To say something is wrong with a group is to say something is inferior about that group,” Kendi contends.
Kendi’s gimmick is to reduce everything to racism and deny the existence and legitimacy of any other possible answers.
Douthat claimed that I have a “Manichaean vision of public policy, in which all policymaking is either racist or antiracist, all racial disparities are the result of racism—and the measurement of any outcome short of perfect ‘equity’ may be a form of structural racism itself.”
Where did he get perfect equity? In How to Be an Antiracist, I define racial equity as a state “when two or more racial groups are standing on a relatively equal footing.” I proposed that an example of racial equity would be “if there were relatively equitable percentages” of racial groups “living in owner-occupied homes in the forties, seventies, or, better, nineties.”
Kendi contends that Douhat is arguing with himself because he accuses him of defining any outcome short of perfect equity as racism, whereas Kendi is willing to accept 43% of white households and 41% of black households as representing equity.
You can see why Kendi doesn’t debate much.
After putting out this really pathetic attempt at answering his critics, Kendi quickly pivots back to complaining about how tired he is of debating.
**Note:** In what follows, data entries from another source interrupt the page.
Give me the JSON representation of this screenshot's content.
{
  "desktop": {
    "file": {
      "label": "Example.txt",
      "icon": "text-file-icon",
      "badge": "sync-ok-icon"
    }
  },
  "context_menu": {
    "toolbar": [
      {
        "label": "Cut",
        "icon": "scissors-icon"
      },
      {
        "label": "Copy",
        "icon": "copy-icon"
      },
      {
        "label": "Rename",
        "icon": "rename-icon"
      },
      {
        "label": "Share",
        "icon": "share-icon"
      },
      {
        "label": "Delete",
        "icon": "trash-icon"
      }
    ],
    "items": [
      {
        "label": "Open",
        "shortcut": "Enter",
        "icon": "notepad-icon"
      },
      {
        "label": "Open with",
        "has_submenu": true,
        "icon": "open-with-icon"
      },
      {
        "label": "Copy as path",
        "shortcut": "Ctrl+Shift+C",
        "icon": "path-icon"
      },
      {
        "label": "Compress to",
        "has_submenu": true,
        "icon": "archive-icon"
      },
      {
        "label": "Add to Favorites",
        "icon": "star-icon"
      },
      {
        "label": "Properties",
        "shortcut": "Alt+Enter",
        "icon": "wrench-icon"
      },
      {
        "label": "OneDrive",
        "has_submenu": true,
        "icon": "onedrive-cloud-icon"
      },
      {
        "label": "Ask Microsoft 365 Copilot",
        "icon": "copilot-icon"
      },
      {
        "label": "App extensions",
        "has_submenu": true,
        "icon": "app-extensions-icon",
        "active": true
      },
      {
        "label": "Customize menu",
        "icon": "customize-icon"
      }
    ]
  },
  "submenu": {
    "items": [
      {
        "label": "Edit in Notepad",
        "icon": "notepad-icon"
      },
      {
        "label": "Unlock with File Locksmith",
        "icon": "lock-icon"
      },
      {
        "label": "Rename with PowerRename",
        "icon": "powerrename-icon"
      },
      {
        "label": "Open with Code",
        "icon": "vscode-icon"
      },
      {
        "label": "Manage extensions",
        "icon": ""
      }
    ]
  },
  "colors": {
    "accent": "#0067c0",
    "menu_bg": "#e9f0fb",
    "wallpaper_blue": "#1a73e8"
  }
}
“Because restating facts over and over again gets old. Reciting your own work over and over again to critics who either haven’t read what they are criticizing or are purposefully distorting it gets old. And talking with people who have created a monologue with two points of view, theirs and what they impute to you, gets old.”
Doing it once and badly for a page really gets old.
This article most likely exists because some people had urged Kendi to answer his critics. This is less of an answer than a whine about why he shouldn’t have to. Kendi would like to influence American policy and intellectual life, so long as he doesn’t have to deal with any tough questions.